By Will Campbell
Minus the blood and gore and crushed corpses and police caution tape, not much has changed in 30 years. High up and deep within Griffith Park the scene remains otherwise no different from how it looked on the evening of October 31, 1976, when tragedy literally befell a young Hollywood couple, inconceivably crushed by a nearby tree that toppled over upon them while they made love upon a picnic table just off winding Mt. Hollywood Drive.
As lurid as it was inexplicable, the deaths of 22-year-old musician Rand Garrett and aspiring actress Nancy Jeanson, 20, were nonetheless a brief blip on the radars of local newscasts and newspapers, by and large laid to rest after their cremated remains were scattered upon the table and surroundings where the childhood sweethearts died in each others' arms.
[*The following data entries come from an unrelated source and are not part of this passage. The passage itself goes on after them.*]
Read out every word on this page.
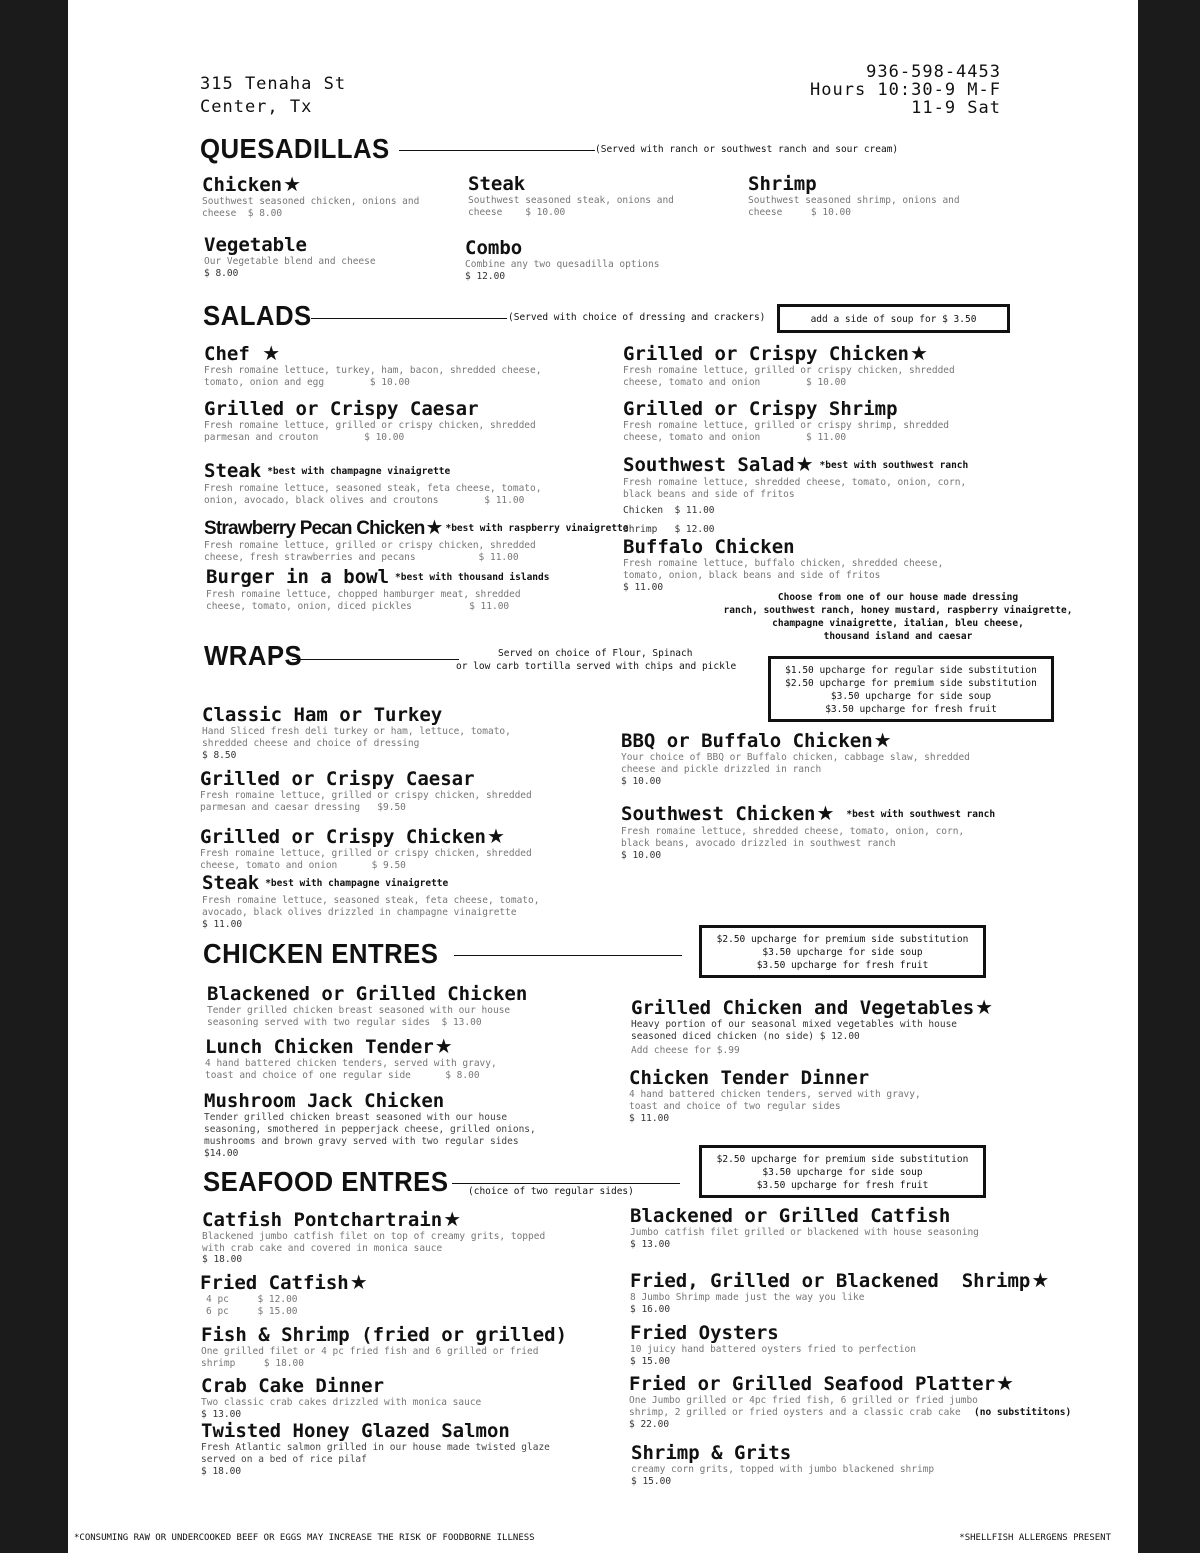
315 Tenaha St
Center, Tx
936-598-4453
Hours 10:30-9 M-F
11-9 Sat
QUESADILLAS	(Served with ranch or southwest ranch and sour cream)
Chicken★
Southwest seasoned chicken, onions and
cheese  $ 8.00
Steak
Southwest seasoned steak, onions and
cheese    $ 10.00
Shrimp
Southwest seasoned shrimp, onions and
cheese     $ 10.00
Vegetable
Our Vegetable blend and cheese
$ 8.00
Combo
Combine any two quesadilla options
$ 12.00
SALADS	(Served with choice of dressing and crackers)	add a side of soup for $ 3.50
Chef ★
Fresh romaine lettuce, turkey, ham, bacon, shredded cheese,
tomato, onion and egg        $ 10.00
Grilled or Crispy Caesar
Fresh romaine lettuce, grilled or crispy chicken, shredded
parmesan and crouton        $ 10.00
Steak *best with champagne vinaigrette
Fresh romaine lettuce, seasoned steak, feta cheese, tomato,
onion, avocado, black olives and croutons        $ 11.00
Strawberry Pecan Chicken★ *best with raspberry vinaigrette
Fresh romaine lettuce, grilled or crispy chicken, shredded
cheese, fresh strawberries and pecans           $ 11.00
Burger in a bowl *best with thousand islands
Fresh romaine lettuce, chopped hamburger meat, shredded
cheese, tomato, onion, diced pickles          $ 11.00
Grilled or Crispy Chicken★
Fresh romaine lettuce, grilled or crispy chicken, shredded
cheese, tomato and onion        $ 10.00
Grilled or Crispy Shrimp
Fresh romaine lettuce, grilled or crispy shrimp, shredded
cheese, tomato and onion        $ 11.00
Southwest Salad★ *best with southwest ranch
Fresh romaine lettuce, shredded cheese, tomato, onion, corn,
black beans and side of fritos
Chicken  $ 11.00
Shrimp   $ 12.00
Buffalo Chicken
Fresh romaine lettuce, buffalo chicken, shredded cheese,
tomato, onion, black beans and side of fritos
$ 11.00
Choose from one of our house made dressing
ranch, southwest ranch, honey mustard, raspberry vinaigrette,
champagne vinaigrette, italian, bleu cheese,
thousand island and caesar
WRAPS	Served on choice of Flour, Spinach
or low carb tortilla served with chips and pickle	$1.50 upcharge for regular side substitution
$2.50 upcharge for premium side substitution
$3.50 upcharge for side soup
$3.50 upcharge for fresh fruit
Classic Ham or Turkey
Hand Sliced fresh deli turkey or ham, lettuce, tomato,
shredded cheese and choice of dressing
$ 8.50
Grilled or Crispy Caesar
Fresh romaine lettuce, grilled or crispy chicken, shredded
parmesan and caesar dressing   $9.50
Grilled or Crispy Chicken★
Fresh romaine lettuce, grilled or crispy chicken, shredded
cheese, tomato and onion      $ 9.50
Steak *best with champagne vinaigrette
Fresh romaine lettuce, seasoned steak, feta cheese, tomato,
avocado, black olives drizzled in champagne vinaigrette
$ 11.00
BBQ or Buffalo Chicken★
Your choice of BBQ or Buffalo chicken, cabbage slaw, shredded
cheese and pickle drizzled in ranch
$ 10.00
Southwest Chicken★ *best with southwest ranch
Fresh romaine lettuce, shredded cheese, tomato, onion, corn,
black beans, avocado drizzled in southwest ranch
$ 10.00
CHICKEN ENTRES	$2.50 upcharge for premium side substitution
$3.50 upcharge for side soup
$3.50 upcharge for fresh fruit
Blackened or Grilled Chicken
Tender grilled chicken breast seasoned with our house
seasoning served with two regular sides  $ 13.00
Lunch Chicken Tender★
4 hand battered chicken tenders, served with gravy,
toast and choice of one regular side      $ 8.00
Mushroom Jack Chicken
Tender grilled chicken breast seasoned with our house
seasoning, smothered in pepperjack cheese, grilled onions,
mushrooms and brown gravy served with two regular sides
$14.00
Grilled Chicken and Vegetables★
Heavy portion of our seasonal mixed vegetables with house
seasoned diced chicken (no side) $ 12.00
Add cheese for $.99
Chicken Tender Dinner
4 hand battered chicken tenders, served with gravy,
toast and choice of two regular sides
$ 11.00
SEAFOOD ENTRES (choice of two regular sides)
$2.50 upcharge for premium side substitution
$3.50 upcharge for side soup
$3.50 upcharge for fresh fruit
Catfish Pontchartrain★
Blackened jumbo catfish filet on top of creamy grits, topped
with crab cake and covered in monica sauce
$ 18.00
Fried Catfish★
4 pc     $ 12.00
6 pc     $ 15.00
Fish & Shrimp (fried or grilled)
One grilled filet or 4 pc fried fish and 6 grilled or fried
shrimp     $ 18.00
Crab Cake Dinner
Two classic crab cakes drizzled with monica sauce
$ 13.00
Twisted Honey Glazed Salmon
Fresh Atlantic salmon grilled in our house made twisted glaze
served on a bed of rice pilaf
$ 18.00
Blackened or Grilled Catfish
Jumbo catfish filet grilled or blackened with house seasoning
$ 13.00
Fried, Grilled or Blackened  Shrimp★
8 Jumbo Shrimp made just the way you like
$ 16.00
Fried Oysters
10 juicy hand battered oysters fried to perfection
$ 15.00
Fried or Grilled Seafood Platter★
One Jumbo grilled or 4pc fried fish, 6 grilled or fried jumbo
shrimp, 2 grilled or fried oysters and a classic crab cake
$ 22.00
(no substititons)
Shrimp & Grits
creamy corn grits, topped with jumbo blackened shrimp
$ 15.00
*CONSUMING RAW OR UNDERCOOKED BEEF OR EGGS MAY INCREASE THE RISK OF FOODBORNE ILLNESS	*SHELLFISH ALLERGENS PRESENT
Though their ashes have long since blown away, what hasn't been so quick to dissipate is the legend that has grown up around strange events and eerie occurrences — especially around the anniversary of their demise — that witnesses claim began happening shortly after their deaths and purportedly continue to occur to this day, bolstering a belief that the anguished spirits of Rand and Nancy are wandering never too far away from the picnic table that simultaneously brought them together and tore them apart.
"People thought I was damn crazy," says retired city tree trimmer Morris Carl when he tried to explain what happened to him a few days after authorization had been given to clear the fallen tree and he was tapped for the duty. "I drove up there with a job to do and I aimed to do it. What I didn't figure on was getting scared out of my wits!"
Carl is quick to add that up to that day he never gave much thought to whether ghosts were real. "But from that point on I certainly don't give any thought that they aren't," he says.
According to the incident report he filed with his supervisor later that evening, Carl arrived at the site at 11:40 a.m. on November 7. He was to be joined by two other Bureau of Street Services Tree Division workers with a large truck and loader to remove the material later in the afternoon but until then he was charged with sawing up the branches and trunk of the large sycamore tree into more manageable pieces. Only a few minutes into it he wrote that was overcome with a strange sensation.
"In my statement I said that I felt funny. What happened was I'd sawed off the crown of the tree when from out of nowhere I got hit with these real strong chills so hard it was as if I was coming down with the fastest flu ever. I tried to shake it off and get back to work, but each time I'd fire up the saw and get near the tree I'd get real cold and hear this weird moaning and crying. So I'd stop the saw and listen and it would go away. But then I'd start her up again and it would come back. Finally I was freezing so bad I had to go to the truck and get my coat."
That's when Carl wrote that the fallen tree started shaking violently.